= Ashley T. Johnson =

American FBI official

Ashley T. Johnson is an American Federal Bureau of Investigation (FBI) official who has led the FBI's field office in St. Louis, Missouri since 2024. She is the first woman and first black woman to hold the position.

==Early life and education==
Johnson was born to teachers Clinton and Barbara Johnson and was raised in Mobile, Alabama. As a child, she was inspired to pursue a career in law enforcement after watching Matlock. She studied education for the first year and a half of her studies at the University of South Alabama before transferring to criminal justice. She achieved her bachelor's degree there in addition to a master's degree in sociology with a concentration in criminology. After college, she spent three years as a probation officer for the Mobile County Drug Court before returning to school at the University of Alabama to receive her master's degree of social work in public policy and social welfare. Johnson then became a child abuse investigator and a psychiatric social worker.

==Career==
Johnson joined the FBI in 2007, when she began working as a special agent investigating civil and white-collar crimes in New Orleans, Louisiana. She was encouraged to join the FBI by one of her grad school teachers, former Mobile police chief Sam Cochran. In 2011, Johnson was promoted to supervisory special agent in the Cyber Division. She moved to the Atlanta Division in 2013, where she would supervise the division's domestic terrorism squad.

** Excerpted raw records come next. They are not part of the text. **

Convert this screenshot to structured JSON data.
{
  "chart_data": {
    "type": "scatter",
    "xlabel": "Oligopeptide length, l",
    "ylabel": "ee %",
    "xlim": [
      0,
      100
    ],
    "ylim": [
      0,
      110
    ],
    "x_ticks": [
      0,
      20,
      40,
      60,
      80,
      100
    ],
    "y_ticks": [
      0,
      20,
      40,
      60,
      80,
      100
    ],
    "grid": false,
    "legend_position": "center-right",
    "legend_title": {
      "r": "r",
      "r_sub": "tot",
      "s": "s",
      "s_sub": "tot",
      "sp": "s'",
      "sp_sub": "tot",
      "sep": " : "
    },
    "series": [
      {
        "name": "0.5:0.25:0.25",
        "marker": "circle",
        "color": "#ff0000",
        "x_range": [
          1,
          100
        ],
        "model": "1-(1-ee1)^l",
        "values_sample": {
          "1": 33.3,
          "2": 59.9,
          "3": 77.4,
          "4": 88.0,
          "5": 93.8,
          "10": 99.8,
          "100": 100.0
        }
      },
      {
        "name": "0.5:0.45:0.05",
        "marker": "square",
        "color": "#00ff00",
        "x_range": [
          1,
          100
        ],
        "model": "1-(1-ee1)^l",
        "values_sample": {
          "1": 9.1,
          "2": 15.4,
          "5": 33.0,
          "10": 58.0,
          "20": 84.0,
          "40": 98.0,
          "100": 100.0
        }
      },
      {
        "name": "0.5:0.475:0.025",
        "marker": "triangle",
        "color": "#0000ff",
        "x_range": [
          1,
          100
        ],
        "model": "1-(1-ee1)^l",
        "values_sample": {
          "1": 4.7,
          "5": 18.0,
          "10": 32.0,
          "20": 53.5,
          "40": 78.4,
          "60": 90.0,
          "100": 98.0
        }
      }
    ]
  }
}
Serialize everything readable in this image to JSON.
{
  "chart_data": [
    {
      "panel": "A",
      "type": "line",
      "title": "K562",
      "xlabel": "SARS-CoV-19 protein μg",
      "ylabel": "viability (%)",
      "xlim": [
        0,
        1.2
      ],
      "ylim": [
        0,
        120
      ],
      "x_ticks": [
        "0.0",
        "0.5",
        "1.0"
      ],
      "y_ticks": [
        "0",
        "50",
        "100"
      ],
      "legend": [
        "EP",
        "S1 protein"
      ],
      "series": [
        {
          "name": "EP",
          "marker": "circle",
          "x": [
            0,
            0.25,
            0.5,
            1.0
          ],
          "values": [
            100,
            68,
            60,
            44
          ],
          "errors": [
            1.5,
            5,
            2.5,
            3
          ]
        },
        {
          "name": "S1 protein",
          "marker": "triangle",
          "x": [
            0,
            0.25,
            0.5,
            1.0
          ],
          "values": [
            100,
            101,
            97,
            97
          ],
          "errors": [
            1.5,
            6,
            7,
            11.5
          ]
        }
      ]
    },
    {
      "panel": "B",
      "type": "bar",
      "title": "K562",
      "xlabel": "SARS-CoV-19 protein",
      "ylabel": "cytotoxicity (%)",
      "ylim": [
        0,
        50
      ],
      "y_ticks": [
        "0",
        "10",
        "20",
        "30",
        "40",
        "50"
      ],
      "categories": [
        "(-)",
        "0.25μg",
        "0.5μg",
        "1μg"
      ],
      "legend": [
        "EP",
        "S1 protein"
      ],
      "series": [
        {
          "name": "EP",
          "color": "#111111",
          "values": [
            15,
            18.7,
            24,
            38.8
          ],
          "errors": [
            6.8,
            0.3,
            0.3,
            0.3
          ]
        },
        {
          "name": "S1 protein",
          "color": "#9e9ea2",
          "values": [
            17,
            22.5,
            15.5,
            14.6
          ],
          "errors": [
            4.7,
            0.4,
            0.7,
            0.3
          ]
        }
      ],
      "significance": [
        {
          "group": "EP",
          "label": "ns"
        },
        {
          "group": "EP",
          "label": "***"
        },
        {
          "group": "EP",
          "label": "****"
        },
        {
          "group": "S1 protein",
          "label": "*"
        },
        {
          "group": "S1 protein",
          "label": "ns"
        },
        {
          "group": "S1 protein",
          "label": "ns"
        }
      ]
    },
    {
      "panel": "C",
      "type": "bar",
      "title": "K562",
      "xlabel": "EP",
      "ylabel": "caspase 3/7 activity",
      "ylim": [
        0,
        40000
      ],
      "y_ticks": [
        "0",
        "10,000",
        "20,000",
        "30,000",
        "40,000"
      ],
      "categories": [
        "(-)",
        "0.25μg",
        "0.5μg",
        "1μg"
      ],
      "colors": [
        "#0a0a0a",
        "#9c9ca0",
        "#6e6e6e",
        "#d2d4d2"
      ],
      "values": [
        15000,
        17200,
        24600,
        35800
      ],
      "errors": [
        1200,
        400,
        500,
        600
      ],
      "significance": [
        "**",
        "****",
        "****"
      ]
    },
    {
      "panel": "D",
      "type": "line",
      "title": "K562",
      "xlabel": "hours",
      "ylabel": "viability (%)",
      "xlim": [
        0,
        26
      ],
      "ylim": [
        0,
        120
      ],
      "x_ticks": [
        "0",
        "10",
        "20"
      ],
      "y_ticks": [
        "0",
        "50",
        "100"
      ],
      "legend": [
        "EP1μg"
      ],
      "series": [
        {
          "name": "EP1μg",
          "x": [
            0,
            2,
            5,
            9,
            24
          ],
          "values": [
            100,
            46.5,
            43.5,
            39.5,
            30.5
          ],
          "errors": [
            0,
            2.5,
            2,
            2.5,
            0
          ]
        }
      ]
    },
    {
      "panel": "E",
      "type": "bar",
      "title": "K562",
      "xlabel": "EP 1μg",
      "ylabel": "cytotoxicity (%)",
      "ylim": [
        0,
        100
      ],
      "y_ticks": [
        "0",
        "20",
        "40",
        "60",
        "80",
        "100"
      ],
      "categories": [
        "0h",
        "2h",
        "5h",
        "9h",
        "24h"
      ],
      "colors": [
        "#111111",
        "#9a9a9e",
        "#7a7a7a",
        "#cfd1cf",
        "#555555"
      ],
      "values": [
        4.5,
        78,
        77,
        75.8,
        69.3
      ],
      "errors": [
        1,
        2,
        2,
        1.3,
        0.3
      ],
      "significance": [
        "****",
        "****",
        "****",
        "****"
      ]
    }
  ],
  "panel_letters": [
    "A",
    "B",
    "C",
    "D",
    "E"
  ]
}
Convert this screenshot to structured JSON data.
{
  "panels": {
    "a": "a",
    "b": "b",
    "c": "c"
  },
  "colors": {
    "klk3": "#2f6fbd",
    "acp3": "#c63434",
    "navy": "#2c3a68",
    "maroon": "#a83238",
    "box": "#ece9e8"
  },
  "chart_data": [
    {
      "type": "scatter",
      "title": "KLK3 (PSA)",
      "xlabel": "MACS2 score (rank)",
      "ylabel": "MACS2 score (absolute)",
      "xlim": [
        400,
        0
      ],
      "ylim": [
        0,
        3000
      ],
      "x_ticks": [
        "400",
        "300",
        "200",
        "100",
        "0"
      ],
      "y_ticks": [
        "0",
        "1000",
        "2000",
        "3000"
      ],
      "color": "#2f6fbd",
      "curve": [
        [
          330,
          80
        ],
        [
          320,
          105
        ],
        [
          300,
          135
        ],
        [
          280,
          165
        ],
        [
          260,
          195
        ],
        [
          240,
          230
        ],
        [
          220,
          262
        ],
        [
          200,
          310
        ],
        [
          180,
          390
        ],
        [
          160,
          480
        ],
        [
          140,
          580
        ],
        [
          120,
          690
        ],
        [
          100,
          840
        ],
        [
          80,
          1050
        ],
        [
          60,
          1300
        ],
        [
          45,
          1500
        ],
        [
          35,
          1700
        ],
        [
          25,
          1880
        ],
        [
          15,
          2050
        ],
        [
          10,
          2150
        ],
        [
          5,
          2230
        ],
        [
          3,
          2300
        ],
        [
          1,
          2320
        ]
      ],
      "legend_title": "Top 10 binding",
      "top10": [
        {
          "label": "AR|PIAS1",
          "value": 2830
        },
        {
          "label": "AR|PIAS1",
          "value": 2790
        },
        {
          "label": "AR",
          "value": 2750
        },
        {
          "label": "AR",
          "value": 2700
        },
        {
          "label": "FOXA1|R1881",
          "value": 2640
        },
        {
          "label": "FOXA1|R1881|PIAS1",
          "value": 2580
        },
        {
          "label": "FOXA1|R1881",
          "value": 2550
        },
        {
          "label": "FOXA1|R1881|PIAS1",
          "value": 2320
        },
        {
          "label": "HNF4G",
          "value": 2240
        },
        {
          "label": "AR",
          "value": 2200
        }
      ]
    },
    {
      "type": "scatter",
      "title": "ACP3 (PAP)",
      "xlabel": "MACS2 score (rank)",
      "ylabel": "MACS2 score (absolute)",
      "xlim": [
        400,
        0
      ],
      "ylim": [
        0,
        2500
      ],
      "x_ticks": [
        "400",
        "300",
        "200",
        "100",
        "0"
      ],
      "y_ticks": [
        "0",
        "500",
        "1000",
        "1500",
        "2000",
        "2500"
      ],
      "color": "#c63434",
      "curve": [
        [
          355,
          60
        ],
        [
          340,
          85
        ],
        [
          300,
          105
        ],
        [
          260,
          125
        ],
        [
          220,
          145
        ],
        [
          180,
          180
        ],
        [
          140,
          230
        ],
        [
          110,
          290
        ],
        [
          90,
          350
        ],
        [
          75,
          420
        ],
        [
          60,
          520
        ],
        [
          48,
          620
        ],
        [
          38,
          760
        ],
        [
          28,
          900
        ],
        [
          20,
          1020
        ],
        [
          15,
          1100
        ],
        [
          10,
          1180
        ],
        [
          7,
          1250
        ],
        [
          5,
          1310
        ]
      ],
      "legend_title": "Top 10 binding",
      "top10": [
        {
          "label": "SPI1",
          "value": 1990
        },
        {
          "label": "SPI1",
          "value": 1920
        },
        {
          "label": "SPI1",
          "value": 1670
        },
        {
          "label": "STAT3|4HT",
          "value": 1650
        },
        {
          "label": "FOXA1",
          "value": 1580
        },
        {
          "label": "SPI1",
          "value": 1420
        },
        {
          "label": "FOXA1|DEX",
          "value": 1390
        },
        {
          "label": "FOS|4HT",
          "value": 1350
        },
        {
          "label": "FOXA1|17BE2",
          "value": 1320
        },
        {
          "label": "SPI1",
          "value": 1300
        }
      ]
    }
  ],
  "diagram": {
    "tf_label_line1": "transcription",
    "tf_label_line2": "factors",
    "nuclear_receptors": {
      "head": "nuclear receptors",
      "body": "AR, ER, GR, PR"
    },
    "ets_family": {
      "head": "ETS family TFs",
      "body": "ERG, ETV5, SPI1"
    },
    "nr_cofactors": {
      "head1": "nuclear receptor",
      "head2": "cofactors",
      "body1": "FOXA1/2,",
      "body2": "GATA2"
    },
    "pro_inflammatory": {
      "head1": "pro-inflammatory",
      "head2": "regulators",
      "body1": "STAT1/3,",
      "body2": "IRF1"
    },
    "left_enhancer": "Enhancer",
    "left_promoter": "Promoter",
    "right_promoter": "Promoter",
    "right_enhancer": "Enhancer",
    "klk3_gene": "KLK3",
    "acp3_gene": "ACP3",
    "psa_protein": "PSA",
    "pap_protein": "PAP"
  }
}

Johnson additionally was tasked with creating and sustaining an airport squad at Hartsfield–Jackson Atlanta International Airport in 2017. In 2018, she was appointed assistant special agent in charge of the Atlanta Division’s Criminal Branch. During her tenure, she established the Atlanta Development and Leadership Council "with the intent to create professional development opportunities for current and aspiring leaders". Johnson joined the Human Resources Division at the FBI's headquarters, the J. Edgar Hoover Building, in 2020. In 2024, she was appointed as the special agent in charge of the St. Louis Field Office by director Christopher A. Wray, becoming the first woman and first black woman to do so.